FTC: Violent content still marketed to kids

The video game industry is doing a better job at keeping young kids away from violent and other inappropriate content than the music and movie businesses, according to a new report by the Federal Trade Commission (FTC). But all three industries could improve their self-regulation, the report said, especially when it comes to new technologies such as mobile games and viral online marketing.

The report, which reviews the marketing of violent entertainment to children, also found that movie studios intentionally market PG-13 movies to kids under 13.
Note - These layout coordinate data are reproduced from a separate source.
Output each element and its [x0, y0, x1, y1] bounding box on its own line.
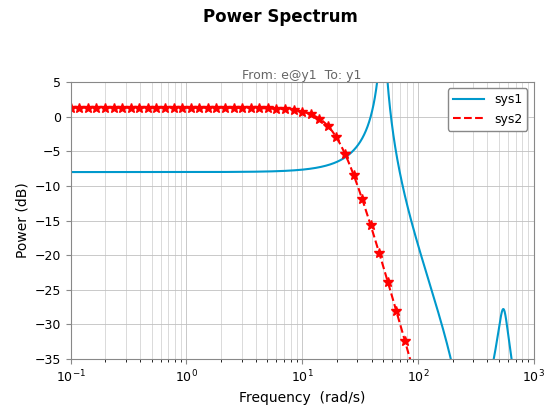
sys2: [368, 226, 375, 231]
X-axis label: Frequency  (rad/s): Frequency (rad/s): [239, 391, 365, 405]
Title: From: e@y1  To: y1: From: e@y1 To: y1: [242, 69, 362, 82]
sys1: [368, 110, 375, 115]
sys2: [67, 105, 74, 110]
Text: Power Spectrum: Power Spectrum: [203, 8, 357, 26]
sys1: [244, 169, 251, 174]
sys2: [413, 378, 419, 383]
sys1: [448, 359, 455, 364]
Y-axis label: Power (dB): Power (dB): [15, 183, 29, 258]
sys1: [345, 152, 352, 158]
Line: sys1: sys1: [71, 21, 534, 420]
sys1: [67, 170, 74, 175]
sys2: [151, 105, 158, 110]
sys1: [151, 170, 158, 175]
Line: sys2: sys2: [71, 108, 534, 420]
sys2: [345, 159, 352, 164]
sys2: [244, 105, 251, 110]
sys1: [380, 19, 386, 24]
sys1: [413, 236, 419, 241]
Legend: sys1, sys2: sys1, sys2: [448, 88, 528, 131]
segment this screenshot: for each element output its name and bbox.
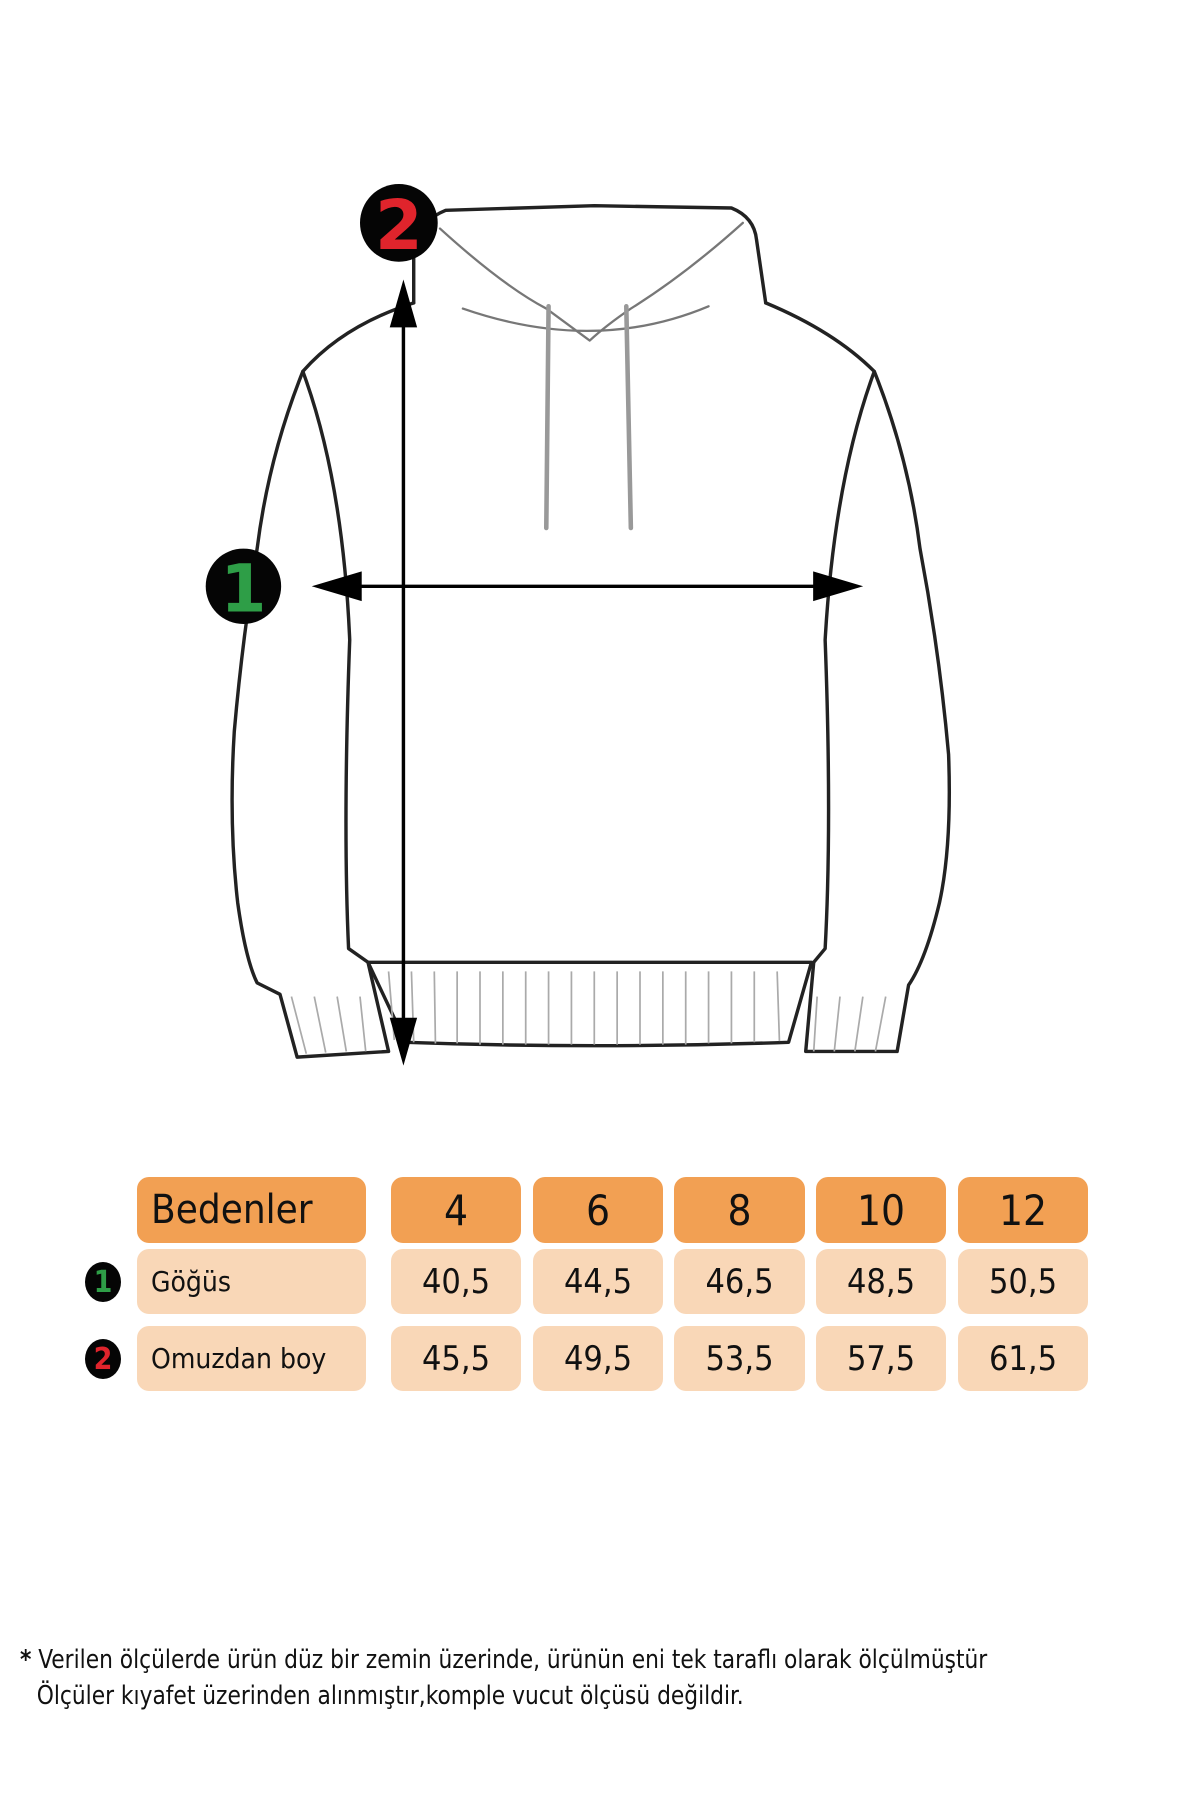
row-label: Omuzdan boy xyxy=(137,1326,366,1391)
svg-text:2: 2 xyxy=(375,186,423,266)
table-cell: 48,5 xyxy=(816,1249,946,1314)
table-cell: 53,5 xyxy=(674,1326,805,1391)
body-left-side xyxy=(301,369,370,964)
arrow-head-up xyxy=(389,279,418,328)
table-cell: 40,5 xyxy=(391,1249,521,1314)
table-cell: 49,5 xyxy=(533,1326,663,1391)
header-label: Bedenler xyxy=(137,1177,366,1243)
neckline xyxy=(461,305,710,332)
left-shoulder-sleeve xyxy=(230,301,416,1059)
asterisk: * xyxy=(20,1645,32,1675)
table-cell: 50,5 xyxy=(958,1249,1088,1314)
note-line-1: Verilen ölçülerde ürün düz bir zemin üze… xyxy=(38,1645,988,1675)
row-marker-1: 1 xyxy=(85,1262,121,1302)
svg-text:1: 1 xyxy=(220,549,266,627)
note-line-2: Ölçüler kıyafet üzerinden alınmıştır,kom… xyxy=(36,1681,744,1711)
hood-inner xyxy=(438,221,744,342)
row-marker-2: 2 xyxy=(85,1339,121,1379)
table-cell: 57,5 xyxy=(816,1326,946,1391)
cuff-ribbing xyxy=(290,996,887,1054)
marker-1: 1 xyxy=(205,548,282,627)
size-header: 12 xyxy=(958,1177,1088,1243)
drawstring-right xyxy=(623,304,634,531)
size-header: 6 xyxy=(533,1177,663,1243)
body-right-side xyxy=(812,369,876,964)
size-header: 4 xyxy=(391,1177,521,1243)
size-header: 8 xyxy=(674,1177,805,1243)
drawstring-left xyxy=(543,304,551,531)
hood-outline xyxy=(411,203,768,305)
table-cell: 44,5 xyxy=(533,1249,663,1314)
table-cell: 46,5 xyxy=(674,1249,805,1314)
arrow-head-down xyxy=(389,1017,418,1066)
marker-2: 2 xyxy=(360,184,438,266)
arrow-head-left xyxy=(311,571,362,602)
row-label: Göğüs xyxy=(137,1249,366,1314)
arrow-head-right xyxy=(813,571,864,602)
right-shoulder-sleeve xyxy=(764,301,952,1054)
hem-ribbing xyxy=(387,971,781,1045)
table-cell: 45,5 xyxy=(391,1326,521,1391)
hem-band xyxy=(366,960,814,1048)
table-cell: 61,5 xyxy=(958,1326,1088,1391)
size-header: 10 xyxy=(816,1177,946,1243)
measurement-note: * Verilen ölçülerde ürün düz bir zemin ü… xyxy=(20,1642,987,1714)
Unrated DVDs pose another challenge, because stores often sell such versions of films that were rated R or PG-13 in theaters. Nearly six out of 10 parents surveyed didn’t know that unrated DVDs can contain additional adult or explicit content that wasn’t in the film’s original cut.

This was the FTC’s seventh such report to Congress since 2000, and each found that the movie and game industries made progress in restricting the marketing of products intended for grown-ups to children. The music industry, however, "had not significantly changed its marketing practices since the Commission’s initial report," the FTC said.

The report did find that fewer kids are able to skirt age restrictions than just a few years ago. To see if retailers and movie theaters are enforcing age limits, the commission sent 13- to 16-year-old "mystery shoppers" to see movies and buy DVDs, video games, or music not intended for their age group.

On average, 20 percent of them were able to buy video games rated M (for Mature) when unaccompanied by a parent. This is down from 42 percent in 2006, the latest available figure.

In contrast, 72 percent of the kids were able to buy music CDs with explicit content warnings, compared with 76 percent in 2006. More than half of them were sold R-rated movie DVDs, down from 71 percent three years ago.

Movie theaters are also checking IDs more: Only 28 percent of the teens could buy tickets for R-rated movies, down from 39 percent in 2006.

While the average denial rate for M-rated video games was 80 percent overall, the report found that retailer Toys ‘R’ Us lags in enforcement, with only a 56-percent denial rate to the underage mystery shoppers. The report also noted that "use of gift cards to buy games online … represents one potential gap in enforcement against underage purchase."

The proliferation of gaming applications available for mobile devices, coupled with the fact that most wireless carriers and content providers do not rate these applications with the Entertainment Software Rating Board (ESRB) system, is also cause for concern, the report said.

"Age-based parental controls on what games can be downloaded to mobile devices [could] offer another tool for restricting children’s access to mature content," it recommended.